El problema central es político y conceptual. El Gobierno pretende reducir la discusión energética a una cuestión de ingresos, ignorando deliberadamente el factor geográfico. Bajo el nuevo esquema, una familia fueguina de ingresos medios podría perder parte de los subsidios aun cuando necesite consumir varias veces más gas que un hogar del centro del país simplemente para poder calefaccionarse y vivir en condiciones dignas.
El propio dictamen opositor advierte que el régimen de Zona Fría nació como una compensación territorial y climática, no como un simple plan asistencial sujeto a criterios de pobreza. Sin embargo, el proyecto libertario reemplaza ese principio histórico por un sistema focalizado exclusivamente en ingresos y segmentación social, desconociendo que la Patagonia enfrenta una vulnerabilidad energética estructural derivada del clima y la distancia.
En otras palabras: el Gobierno deja de considerar dónde vive la gente y empieza a mirar solamente cuánto gana, como si vivir en Ushuaia, Río Grande o Caleta Olivia fuera igual que vivir en Capital Federal o Rosario.

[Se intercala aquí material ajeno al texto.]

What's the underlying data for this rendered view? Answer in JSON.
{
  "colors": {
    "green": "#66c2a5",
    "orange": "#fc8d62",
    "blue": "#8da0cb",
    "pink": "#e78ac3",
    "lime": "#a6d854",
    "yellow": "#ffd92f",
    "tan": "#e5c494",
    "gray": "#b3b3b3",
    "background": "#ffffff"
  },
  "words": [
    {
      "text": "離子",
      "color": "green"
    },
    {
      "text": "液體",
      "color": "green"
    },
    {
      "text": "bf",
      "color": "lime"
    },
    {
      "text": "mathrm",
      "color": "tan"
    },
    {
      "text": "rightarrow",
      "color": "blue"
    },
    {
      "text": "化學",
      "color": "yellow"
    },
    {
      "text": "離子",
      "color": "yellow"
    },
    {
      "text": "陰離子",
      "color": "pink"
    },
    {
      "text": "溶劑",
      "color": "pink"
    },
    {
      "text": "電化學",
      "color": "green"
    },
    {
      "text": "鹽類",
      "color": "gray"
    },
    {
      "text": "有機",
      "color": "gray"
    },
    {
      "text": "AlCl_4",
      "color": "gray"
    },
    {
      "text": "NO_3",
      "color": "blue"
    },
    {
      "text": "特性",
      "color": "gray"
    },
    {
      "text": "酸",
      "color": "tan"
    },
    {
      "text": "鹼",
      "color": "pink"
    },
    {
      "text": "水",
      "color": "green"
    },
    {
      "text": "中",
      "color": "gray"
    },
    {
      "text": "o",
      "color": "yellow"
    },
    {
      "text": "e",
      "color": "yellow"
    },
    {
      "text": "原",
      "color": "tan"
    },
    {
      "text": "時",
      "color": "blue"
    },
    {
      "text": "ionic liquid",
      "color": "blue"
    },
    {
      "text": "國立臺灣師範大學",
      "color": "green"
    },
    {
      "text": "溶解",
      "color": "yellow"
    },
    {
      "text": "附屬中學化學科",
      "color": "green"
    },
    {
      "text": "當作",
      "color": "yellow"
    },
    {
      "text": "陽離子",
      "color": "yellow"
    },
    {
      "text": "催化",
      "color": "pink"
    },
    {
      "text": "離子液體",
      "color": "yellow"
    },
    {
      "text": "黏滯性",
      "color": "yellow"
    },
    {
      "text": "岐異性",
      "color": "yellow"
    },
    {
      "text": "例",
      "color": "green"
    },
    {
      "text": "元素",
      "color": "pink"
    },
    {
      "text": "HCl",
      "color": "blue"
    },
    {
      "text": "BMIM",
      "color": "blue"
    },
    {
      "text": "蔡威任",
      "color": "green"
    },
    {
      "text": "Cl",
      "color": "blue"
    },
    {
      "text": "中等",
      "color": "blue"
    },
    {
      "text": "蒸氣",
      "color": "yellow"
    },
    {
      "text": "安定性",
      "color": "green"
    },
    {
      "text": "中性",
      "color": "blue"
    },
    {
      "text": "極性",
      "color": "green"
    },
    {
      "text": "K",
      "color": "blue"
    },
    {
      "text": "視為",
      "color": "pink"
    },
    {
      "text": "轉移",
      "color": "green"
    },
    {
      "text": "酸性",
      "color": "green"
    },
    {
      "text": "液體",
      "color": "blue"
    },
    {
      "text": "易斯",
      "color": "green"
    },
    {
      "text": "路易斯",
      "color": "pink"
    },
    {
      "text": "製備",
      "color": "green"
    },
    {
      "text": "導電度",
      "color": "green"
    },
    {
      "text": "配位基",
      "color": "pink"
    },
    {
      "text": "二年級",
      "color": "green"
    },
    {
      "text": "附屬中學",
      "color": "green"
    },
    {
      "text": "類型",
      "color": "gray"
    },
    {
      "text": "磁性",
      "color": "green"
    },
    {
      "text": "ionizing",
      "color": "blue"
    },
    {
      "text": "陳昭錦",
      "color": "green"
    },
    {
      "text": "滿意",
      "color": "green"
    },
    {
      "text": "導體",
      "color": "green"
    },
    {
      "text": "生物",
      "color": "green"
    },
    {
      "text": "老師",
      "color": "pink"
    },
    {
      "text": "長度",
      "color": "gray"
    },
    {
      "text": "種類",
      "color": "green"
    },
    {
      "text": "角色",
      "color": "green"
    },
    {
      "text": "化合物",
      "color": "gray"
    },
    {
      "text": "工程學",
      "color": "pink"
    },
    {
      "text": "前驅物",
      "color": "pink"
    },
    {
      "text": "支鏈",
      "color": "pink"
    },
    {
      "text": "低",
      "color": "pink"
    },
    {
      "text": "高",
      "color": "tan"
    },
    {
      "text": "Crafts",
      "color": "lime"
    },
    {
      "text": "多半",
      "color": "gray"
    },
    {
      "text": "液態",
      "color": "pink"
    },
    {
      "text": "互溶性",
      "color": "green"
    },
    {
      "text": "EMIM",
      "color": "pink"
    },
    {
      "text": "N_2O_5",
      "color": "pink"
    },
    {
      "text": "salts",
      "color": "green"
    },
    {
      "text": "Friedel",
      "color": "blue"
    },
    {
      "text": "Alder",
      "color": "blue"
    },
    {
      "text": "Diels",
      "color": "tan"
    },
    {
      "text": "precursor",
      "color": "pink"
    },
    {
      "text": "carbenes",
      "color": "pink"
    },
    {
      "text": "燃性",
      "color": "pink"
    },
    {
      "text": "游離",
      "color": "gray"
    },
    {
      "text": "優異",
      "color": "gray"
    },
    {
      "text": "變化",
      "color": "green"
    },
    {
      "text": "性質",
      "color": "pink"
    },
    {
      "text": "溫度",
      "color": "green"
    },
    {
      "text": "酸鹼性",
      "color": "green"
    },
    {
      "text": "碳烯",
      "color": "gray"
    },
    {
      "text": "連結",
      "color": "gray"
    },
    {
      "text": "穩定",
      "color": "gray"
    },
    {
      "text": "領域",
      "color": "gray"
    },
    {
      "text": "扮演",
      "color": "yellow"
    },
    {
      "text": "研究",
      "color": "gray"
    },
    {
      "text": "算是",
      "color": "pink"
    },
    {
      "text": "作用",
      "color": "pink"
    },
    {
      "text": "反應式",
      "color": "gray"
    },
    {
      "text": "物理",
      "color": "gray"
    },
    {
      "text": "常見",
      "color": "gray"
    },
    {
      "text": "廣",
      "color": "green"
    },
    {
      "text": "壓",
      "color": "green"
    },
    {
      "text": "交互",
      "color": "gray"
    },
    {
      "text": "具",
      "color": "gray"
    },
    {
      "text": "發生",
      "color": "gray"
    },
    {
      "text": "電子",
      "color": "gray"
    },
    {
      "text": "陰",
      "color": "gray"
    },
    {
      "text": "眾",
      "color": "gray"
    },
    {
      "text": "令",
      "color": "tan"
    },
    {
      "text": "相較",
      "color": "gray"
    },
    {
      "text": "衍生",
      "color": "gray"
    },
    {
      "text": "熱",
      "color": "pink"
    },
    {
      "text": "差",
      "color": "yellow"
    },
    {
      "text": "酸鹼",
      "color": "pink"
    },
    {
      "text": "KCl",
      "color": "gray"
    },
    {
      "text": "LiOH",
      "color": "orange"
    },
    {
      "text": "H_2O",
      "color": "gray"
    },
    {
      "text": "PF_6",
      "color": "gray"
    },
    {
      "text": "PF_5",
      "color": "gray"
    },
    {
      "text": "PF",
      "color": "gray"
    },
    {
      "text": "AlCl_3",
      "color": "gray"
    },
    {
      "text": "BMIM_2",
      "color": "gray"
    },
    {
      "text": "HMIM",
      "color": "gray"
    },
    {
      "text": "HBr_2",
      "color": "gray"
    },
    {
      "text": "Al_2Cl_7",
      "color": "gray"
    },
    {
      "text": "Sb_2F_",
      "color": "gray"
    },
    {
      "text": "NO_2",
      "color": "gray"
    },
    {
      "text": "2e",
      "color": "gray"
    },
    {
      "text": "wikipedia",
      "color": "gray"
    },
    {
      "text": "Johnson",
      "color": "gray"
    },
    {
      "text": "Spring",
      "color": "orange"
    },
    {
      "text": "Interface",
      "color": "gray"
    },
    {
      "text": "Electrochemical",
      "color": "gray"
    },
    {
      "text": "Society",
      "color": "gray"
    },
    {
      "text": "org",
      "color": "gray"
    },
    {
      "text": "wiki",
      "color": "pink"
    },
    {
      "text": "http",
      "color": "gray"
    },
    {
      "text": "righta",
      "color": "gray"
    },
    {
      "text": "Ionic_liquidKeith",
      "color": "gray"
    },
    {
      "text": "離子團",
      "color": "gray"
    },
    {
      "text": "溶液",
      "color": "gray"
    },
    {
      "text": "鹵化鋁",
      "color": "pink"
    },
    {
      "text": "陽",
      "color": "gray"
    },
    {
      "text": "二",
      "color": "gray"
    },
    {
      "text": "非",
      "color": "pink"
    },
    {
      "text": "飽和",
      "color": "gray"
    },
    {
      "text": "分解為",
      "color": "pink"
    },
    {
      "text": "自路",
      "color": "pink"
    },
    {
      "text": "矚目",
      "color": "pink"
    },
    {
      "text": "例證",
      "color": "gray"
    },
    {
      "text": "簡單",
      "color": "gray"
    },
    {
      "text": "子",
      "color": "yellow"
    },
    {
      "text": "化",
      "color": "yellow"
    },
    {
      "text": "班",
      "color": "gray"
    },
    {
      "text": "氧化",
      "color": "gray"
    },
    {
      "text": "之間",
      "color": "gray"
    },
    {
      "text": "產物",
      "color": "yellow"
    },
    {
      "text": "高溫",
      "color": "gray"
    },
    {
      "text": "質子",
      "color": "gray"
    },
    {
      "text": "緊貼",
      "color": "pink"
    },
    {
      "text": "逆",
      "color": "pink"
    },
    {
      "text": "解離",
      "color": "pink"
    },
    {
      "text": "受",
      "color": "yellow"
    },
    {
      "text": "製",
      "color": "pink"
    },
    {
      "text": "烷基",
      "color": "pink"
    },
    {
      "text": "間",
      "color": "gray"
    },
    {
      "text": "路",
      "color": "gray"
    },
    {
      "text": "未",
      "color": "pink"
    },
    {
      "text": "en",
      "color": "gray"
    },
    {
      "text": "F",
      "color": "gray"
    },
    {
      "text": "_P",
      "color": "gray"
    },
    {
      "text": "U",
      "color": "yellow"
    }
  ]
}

Pero además, el recorte sería todavía más profundo de lo que el discurso oficial admite. El proyecto cambia silenciosamente la base de cálculo del subsidio: la bonificación dejaría de aplicarse sobre la tarifa completa y pasaría a cubrir únicamente el precio del gas en boca de pozo, excluyendo transporte y distribución. Y justamente en la Patagonia esos componentes representan una parte enorme de la factura final debido a las distancias, la infraestructura y el costo de abastecimiento en regiones australes.
El dictamen crítico presentado en Diputados lo define con claridad: “mantienen el cartel de Zona Fría, pero vacían su contenido económico real”. Es decir, el beneficio podría seguir existiendo formalmente, pero con un impacto muchísimo menor en la factura que pagan los usuarios.
La lógica fiscalista del Gobierno aparece así por encima de cualquier criterio federal. El mensaje oficial sostiene que el sistema fue “desnaturalizado” y que hay que reducir subsidios porque los recursos “son escasos”. Pero para la Patagonia el planteo representa algo mucho más grave: trasladar a millones de familias el costo de vivir en una de las regiones más frías y hostiles del país.
Desde distintos sectores advierten que el proyecto consolida una visión profundamente centralista, donde las políticas públicas se diseñan bajo parámetros porteños sin comprender las condiciones reales del interior profundo. Mientras el Gobierno habla de “equidad”, la Patagonia podría terminar pagando tarifas cada vez más altas simplemente por su ubicación geográfica y sus condiciones climáticas naturales.
La discusión ya dejó de ser solamente energética. Empieza a transformarse en un nuevo conflicto entre un modelo fiscal construido desde el centro del país y una región que siente que vuelve a quedar relegada, castigada y utilizada únicamente como variable de ajuste.